Keine Ahnung, welche Prozesse erzeugen die Last denn?


----------



## addicTix (24. März 2016)

*AW: Windows 10 Datenträger zu knapp 100% ausgelastet - dauerhaft*

Hab den übeltäter wohl gefunden.
Ich hab im Ressourcenmonitor nachgeschaut, und der Prozess der diese Auslastung meiner Festplatte verursacht soll "svchost.exe" sein, bei der Datei wird auf \Appdata\Local\Comms\UnistoreDB\store.vol verwiesen.
Bin in den abgesicherten Modus, hab den Ordner UnistoreDB gelöscht, dann wieder normal gebootet und alle unnötigen Windows 10 apps wie eben Mail, Kalender usw. mit Powershell wegeliminiert, also deinstalliert.
Jetzt läuft wieder alles


----------



## Stryke7 (24. März 2016)

*AW: Windows 10 Datenträger zu knapp 100% ausgelastet - dauerhaft*

svchost.exe  ist so eine Unart von Windows. Unter dem Namen werden alle möglichen Betriebssystem-Prozesse zusammengefasst.  
Leider ist es deshalb auch ein gern genutzter Namen von diverser Schadsoftware. 

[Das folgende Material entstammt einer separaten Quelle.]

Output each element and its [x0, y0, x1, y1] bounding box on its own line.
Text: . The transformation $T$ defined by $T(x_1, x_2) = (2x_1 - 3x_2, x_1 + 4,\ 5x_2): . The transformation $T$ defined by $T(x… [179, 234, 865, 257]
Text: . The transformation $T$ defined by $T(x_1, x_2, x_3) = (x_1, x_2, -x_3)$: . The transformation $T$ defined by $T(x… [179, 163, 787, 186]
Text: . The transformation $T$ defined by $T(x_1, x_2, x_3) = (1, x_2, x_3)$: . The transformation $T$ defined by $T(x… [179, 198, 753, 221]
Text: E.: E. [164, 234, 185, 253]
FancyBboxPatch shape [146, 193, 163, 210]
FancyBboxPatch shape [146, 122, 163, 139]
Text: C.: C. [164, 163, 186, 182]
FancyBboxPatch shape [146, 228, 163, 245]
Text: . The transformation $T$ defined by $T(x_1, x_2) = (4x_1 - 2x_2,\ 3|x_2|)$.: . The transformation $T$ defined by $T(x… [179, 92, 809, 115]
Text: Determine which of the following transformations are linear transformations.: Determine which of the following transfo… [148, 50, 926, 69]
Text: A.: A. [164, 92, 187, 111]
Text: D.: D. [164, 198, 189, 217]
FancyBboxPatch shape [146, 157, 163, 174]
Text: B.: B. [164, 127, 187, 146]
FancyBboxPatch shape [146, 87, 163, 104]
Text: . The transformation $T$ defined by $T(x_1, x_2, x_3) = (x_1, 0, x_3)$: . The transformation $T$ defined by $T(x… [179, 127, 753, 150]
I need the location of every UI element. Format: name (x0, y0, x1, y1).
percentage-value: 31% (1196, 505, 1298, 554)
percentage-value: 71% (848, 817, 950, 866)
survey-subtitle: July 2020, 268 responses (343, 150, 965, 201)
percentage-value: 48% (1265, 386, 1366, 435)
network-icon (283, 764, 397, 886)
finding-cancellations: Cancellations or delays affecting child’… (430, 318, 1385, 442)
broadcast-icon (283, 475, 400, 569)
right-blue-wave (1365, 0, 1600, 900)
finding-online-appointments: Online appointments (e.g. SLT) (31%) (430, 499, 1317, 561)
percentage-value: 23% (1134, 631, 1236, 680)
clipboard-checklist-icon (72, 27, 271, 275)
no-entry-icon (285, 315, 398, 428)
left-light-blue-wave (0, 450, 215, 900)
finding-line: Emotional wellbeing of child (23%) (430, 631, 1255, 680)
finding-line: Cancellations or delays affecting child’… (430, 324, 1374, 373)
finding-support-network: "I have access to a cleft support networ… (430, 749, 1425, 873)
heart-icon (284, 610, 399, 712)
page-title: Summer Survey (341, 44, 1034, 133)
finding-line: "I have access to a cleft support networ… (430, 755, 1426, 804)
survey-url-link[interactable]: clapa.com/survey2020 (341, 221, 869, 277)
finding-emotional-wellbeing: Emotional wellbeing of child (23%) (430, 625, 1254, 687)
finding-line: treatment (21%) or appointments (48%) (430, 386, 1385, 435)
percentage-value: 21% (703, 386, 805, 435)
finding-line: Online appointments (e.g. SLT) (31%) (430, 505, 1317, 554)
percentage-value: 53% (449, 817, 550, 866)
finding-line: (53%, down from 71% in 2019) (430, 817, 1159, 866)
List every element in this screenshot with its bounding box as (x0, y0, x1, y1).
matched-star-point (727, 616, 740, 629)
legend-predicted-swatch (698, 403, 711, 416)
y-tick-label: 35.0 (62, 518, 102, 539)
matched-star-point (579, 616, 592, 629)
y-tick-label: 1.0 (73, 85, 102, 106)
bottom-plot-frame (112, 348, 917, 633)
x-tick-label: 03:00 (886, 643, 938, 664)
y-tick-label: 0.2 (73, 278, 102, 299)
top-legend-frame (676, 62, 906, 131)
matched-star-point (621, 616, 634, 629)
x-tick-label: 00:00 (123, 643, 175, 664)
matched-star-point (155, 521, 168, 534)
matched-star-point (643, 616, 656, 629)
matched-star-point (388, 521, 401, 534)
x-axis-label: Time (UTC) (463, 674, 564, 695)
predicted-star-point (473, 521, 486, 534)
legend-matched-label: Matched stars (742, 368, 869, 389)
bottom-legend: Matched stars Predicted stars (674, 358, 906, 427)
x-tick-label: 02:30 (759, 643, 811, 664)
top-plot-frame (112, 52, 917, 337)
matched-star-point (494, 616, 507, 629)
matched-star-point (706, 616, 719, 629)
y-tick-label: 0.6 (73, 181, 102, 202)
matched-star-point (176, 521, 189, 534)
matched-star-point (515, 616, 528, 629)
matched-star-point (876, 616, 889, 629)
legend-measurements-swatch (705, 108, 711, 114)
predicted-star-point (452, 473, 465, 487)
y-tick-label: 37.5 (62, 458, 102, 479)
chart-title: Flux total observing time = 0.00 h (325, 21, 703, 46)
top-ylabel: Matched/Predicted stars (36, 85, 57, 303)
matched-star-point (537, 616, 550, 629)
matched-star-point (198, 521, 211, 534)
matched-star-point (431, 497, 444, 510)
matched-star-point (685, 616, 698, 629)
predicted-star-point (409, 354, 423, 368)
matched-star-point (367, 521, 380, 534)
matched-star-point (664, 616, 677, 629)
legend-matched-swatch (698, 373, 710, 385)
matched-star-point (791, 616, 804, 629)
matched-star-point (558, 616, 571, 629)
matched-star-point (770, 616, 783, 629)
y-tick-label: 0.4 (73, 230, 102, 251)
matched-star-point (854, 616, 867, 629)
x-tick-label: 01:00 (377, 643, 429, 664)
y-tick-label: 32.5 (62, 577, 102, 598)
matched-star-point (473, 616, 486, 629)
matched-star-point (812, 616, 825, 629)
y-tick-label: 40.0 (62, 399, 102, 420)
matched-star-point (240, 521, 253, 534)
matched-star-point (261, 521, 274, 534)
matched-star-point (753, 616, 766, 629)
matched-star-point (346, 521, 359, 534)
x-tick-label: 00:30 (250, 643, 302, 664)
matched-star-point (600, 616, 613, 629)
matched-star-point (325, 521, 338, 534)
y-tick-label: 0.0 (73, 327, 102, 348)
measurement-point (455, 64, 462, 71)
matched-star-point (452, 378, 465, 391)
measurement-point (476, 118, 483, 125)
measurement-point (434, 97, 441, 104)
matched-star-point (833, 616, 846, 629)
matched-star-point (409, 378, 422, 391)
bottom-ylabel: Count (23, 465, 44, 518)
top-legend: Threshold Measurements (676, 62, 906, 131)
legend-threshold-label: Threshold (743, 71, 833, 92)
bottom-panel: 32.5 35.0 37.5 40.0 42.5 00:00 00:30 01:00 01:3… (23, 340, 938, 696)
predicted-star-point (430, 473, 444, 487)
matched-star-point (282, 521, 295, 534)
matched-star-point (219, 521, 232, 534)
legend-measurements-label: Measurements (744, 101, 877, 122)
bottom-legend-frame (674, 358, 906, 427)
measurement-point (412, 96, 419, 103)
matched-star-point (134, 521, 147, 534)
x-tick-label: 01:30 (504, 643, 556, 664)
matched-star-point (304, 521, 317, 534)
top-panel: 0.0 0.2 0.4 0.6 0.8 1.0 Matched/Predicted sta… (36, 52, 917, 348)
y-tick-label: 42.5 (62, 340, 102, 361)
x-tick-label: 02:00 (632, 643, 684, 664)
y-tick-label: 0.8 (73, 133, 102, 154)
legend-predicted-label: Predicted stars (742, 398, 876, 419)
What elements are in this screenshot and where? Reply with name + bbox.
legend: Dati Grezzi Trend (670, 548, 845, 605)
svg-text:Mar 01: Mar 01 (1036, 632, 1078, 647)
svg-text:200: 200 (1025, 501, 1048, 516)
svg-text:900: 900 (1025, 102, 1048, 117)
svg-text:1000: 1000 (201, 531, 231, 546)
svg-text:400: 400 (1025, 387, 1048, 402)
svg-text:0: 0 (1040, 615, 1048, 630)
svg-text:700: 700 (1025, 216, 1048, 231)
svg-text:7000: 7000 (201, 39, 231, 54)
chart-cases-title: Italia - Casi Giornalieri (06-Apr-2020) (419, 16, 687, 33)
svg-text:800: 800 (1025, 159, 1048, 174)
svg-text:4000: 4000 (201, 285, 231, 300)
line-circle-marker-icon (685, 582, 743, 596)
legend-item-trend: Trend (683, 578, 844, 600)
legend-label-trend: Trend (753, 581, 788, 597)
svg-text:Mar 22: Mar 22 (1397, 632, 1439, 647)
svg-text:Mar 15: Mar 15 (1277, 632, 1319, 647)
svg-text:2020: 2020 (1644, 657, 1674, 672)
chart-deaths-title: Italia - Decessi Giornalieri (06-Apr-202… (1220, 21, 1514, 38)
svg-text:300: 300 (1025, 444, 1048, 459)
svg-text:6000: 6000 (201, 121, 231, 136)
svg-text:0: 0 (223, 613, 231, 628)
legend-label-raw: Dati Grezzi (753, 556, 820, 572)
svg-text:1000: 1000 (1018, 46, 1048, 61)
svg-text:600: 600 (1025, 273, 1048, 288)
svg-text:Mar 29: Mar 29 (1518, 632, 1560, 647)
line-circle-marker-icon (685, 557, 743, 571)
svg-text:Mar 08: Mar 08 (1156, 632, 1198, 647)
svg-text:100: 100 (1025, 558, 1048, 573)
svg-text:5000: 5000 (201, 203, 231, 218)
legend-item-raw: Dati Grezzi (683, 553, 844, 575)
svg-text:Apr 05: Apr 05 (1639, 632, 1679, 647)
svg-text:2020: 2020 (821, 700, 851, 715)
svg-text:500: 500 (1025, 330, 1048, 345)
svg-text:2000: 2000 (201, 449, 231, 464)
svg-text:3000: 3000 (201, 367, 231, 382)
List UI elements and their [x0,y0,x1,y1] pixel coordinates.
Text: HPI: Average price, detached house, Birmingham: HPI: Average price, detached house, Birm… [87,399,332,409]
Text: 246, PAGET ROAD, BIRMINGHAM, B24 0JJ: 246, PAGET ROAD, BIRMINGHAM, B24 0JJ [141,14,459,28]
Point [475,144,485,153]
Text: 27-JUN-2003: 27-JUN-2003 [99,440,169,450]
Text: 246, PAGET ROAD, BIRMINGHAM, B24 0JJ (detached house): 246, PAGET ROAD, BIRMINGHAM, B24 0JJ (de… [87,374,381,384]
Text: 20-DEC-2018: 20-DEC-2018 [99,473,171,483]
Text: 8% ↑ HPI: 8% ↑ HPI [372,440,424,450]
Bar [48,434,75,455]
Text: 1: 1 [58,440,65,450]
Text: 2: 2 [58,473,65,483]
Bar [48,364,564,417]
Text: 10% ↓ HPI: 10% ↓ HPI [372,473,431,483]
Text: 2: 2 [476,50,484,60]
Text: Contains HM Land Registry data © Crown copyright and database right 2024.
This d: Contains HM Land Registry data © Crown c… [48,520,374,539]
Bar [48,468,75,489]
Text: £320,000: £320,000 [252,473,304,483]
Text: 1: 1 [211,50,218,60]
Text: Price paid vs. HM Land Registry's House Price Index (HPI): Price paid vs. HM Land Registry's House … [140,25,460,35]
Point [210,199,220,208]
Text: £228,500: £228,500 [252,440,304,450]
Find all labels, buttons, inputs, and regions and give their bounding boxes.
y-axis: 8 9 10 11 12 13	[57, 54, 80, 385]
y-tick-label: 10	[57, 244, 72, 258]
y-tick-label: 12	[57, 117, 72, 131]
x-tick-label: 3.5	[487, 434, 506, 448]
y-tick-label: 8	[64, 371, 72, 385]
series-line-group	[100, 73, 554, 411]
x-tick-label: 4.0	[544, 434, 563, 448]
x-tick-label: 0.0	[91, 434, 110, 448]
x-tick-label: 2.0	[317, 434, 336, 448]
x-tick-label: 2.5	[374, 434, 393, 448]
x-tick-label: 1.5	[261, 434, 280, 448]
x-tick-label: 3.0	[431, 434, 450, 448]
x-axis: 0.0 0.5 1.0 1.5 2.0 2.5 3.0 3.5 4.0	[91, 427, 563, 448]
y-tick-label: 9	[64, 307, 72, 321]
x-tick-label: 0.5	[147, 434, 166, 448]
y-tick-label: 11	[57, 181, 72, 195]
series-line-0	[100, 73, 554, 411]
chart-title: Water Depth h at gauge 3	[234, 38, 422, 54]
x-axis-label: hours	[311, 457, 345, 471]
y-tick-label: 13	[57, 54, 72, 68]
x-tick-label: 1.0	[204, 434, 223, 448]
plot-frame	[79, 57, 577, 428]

Was nun UnistoreDB ist ...  keine Ahnung. Hängt angeblich mit irgendeinem Email-Dienst zusammen.  "DB"  klingt nach einem Datenbank-Dienst. 

Naja, wenns jetzt läuft ...


----------



## taks (24. März 2016)

*AW: Windows 10 Datenträger zu knapp 100% ausgelastet - dauerhaft*

Laut Google ist '\Appdata\Local\Comms\UnistoreDB\store.vol' eine Datenbank wo Email, Bilder, etc. indexiert werden.


----------



## addicTix (24. März 2016)

*AW: Windows 10 Datenträger zu knapp 100% ausgelastet - dauerhaft*

Würde passen, denn ich hab vor einigen Tagen erst die Windows 10 Mail App ausprobiert, die ja mein Posteingang logischerweise synchronisiert hat. Die store.vol Datei war 190 MB groß, ob das gut oder schlecht ist/war... Keine Ahnung. 
Viren hab ich auf jeden fall keine gefunden, weder mit Avast noch mit Malwarebytes.
Jedenfalls, da ich auch gelesen habe, dass der Pfad mit Email zu tun hat, hab ich kurzerhand alle Windows 10 apps deinstalliert. Hab die sowieso eigentlich nie genutzt und man sieht ja, was da teilweise für Probleme entstehen können.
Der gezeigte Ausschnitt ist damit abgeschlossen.